= Derick K. Grant =

American tap dancer and choreographer (born 1973)

Derick K. Grant (born May 19, 1973) is an African-American tap dancer and choreographer. He came to prominence in 1996, as an original company member and Dance Captain in the George C. Wolfe-produced musical Bring in 'Da Noise, Bring in 'Da Funk at both The Joseph Papp Public Theater/New York Shakespeare Festival and on Broadway. Derick recreated Savion Glover's choreography and starred in the role of 'da beat for the first National Tour. He works all around the world for different tap shows and events such as "Tap To You". In 2009, he appeared on the sixth season of the hit show So You Think You Can Dance where he choreographed a tap routine performed by the three tap dancers in that season's Top 20: Peter Sabasino, Bianca Revels, and Phillip Attmore. He lives in New York City with his son, daughter and wife.

==Training==

Born in Boston, Massachusetts, Grant began his training at the age of two at The Roxbury Center for the Performing Arts, and by the time he was eight years old, he has learned the "hoofin" style of tap from the master tap dancer Dianne Walker. Derick furthered his training in Los Angeles at Universal Dance Design Studio under the tutelage of Paul Kennedy.
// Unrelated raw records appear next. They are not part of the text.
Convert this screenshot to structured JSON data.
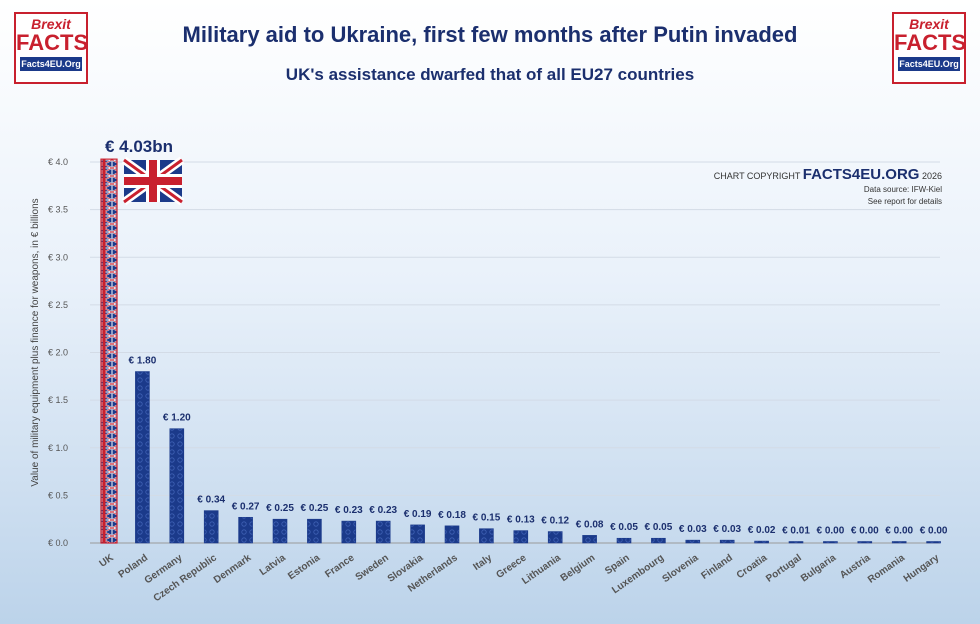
{
  "header": {
    "title": "Military aid to Ukraine, first few months after Putin invaded",
    "subtitle": "UK's assistance dwarfed that of all EU27 countries"
  },
  "logo": {
    "line1": "Brexit",
    "line2": "FACTS",
    "line3": "Facts4EU.Org"
  },
  "copyright": {
    "prefix": "CHART COPYRIGHT",
    "brand": "FACTS4EU.ORG",
    "year": "2026",
    "source": "Data source: IFW-Kiel",
    "note": "See report for details"
  },
  "colors": {
    "bar": "#1b3a8a",
    "uk_stripe_red": "#c8202e",
    "title": "#1b2f6e",
    "grid": "#d3dbe6"
  },
  "chart_data": {
    "type": "bar",
    "title": "Military aid to Ukraine, first few months after Putin invaded",
    "subtitle": "UK's assistance dwarfed that of all EU27 countries",
    "ylabel": "Value of military equipment plus finance for weapons, in € billions",
    "ylim": [
      0,
      4.0
    ],
    "yticks": [
      0,
      0.5,
      1.0,
      1.5,
      2.0,
      2.5,
      3.0,
      3.5,
      4.0
    ],
    "ytick_labels": [
      "€ 0.0",
      "€ 0.5",
      "€ 1.0",
      "€ 1.5",
      "€ 2.0",
      "€ 2.5",
      "€ 3.0",
      "€ 3.5",
      "€ 4.0"
    ],
    "grid": true,
    "categories": [
      "UK",
      "Poland",
      "Germany",
      "Czech Republic",
      "Denmark",
      "Latvia",
      "Estonia",
      "France",
      "Sweden",
      "Slovakia",
      "Netherlands",
      "Italy",
      "Greece",
      "Lithuania",
      "Belgium",
      "Spain",
      "Luxembourg",
      "Slovenia",
      "Finland",
      "Croatia",
      "Portugal",
      "Bulgaria",
      "Austria",
      "Romania",
      "Hungary"
    ],
    "values": [
      4.03,
      1.8,
      1.2,
      0.34,
      0.27,
      0.25,
      0.25,
      0.23,
      0.23,
      0.19,
      0.18,
      0.15,
      0.13,
      0.12,
      0.08,
      0.05,
      0.05,
      0.03,
      0.03,
      0.02,
      0.01,
      0.0,
      0.0,
      0.0,
      0.0
    ],
    "data_labels": [
      "€ 4.03bn",
      "€ 1.80",
      "€ 1.20",
      "€ 0.34",
      "€ 0.27",
      "€ 0.25",
      "€ 0.25",
      "€ 0.23",
      "€ 0.23",
      "€ 0.19",
      "€ 0.18",
      "€ 0.15",
      "€ 0.13",
      "€ 0.12",
      "€ 0.08",
      "€ 0.05",
      "€ 0.05",
      "€ 0.03",
      "€ 0.03",
      "€ 0.02",
      "€ 0.01",
      "€ 0.00",
      "€ 0.00",
      "€ 0.00",
      "€ 0.00"
    ],
    "highlight_flag": "union-jack-icon"
  }
}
Derick spent three years with the Jazz Tap Ensemble touring the world.

==Awards and career highlights==

He is the recipient of the Princess Grace Award for Upcoming Young Artists as well as The Helen Hayes Award (Washington D.C.) for Outstanding featured Actor for his role in 'Bring in ’Da Noise, Bring in ’Da Funk'. Derick was featured at The Kennedy Center for the Performing Arts African Odyssey program, part of the Expresiones Latinas Festival. He collaborated on a piece that incorporated tap and capoeira with renowned Brazilian artist Nego Gato, which opened the festivities for singer Daniella Mercury. He also choreographed and performed in a piece on the history of tap that launched the Black History Month 2001 celebration at Aaron Davis Hall. Recent compositions were featured in The Queens Symphony Opera’s Duke Ellington Concert in Ann Arbor's Arts Festival.

Most recently Derick's own creation A Night Out: Tap! toured the country for three months. Of his latest choreography and performance with Jazz Tap Ensemble at the Joyce Theater in NYC The New York Times said "Mr. Grant let gusts of rhythm propel him with remarkable velocity!"

Derick's current project as of this writing is a musical revue entitled Imagine Tap!.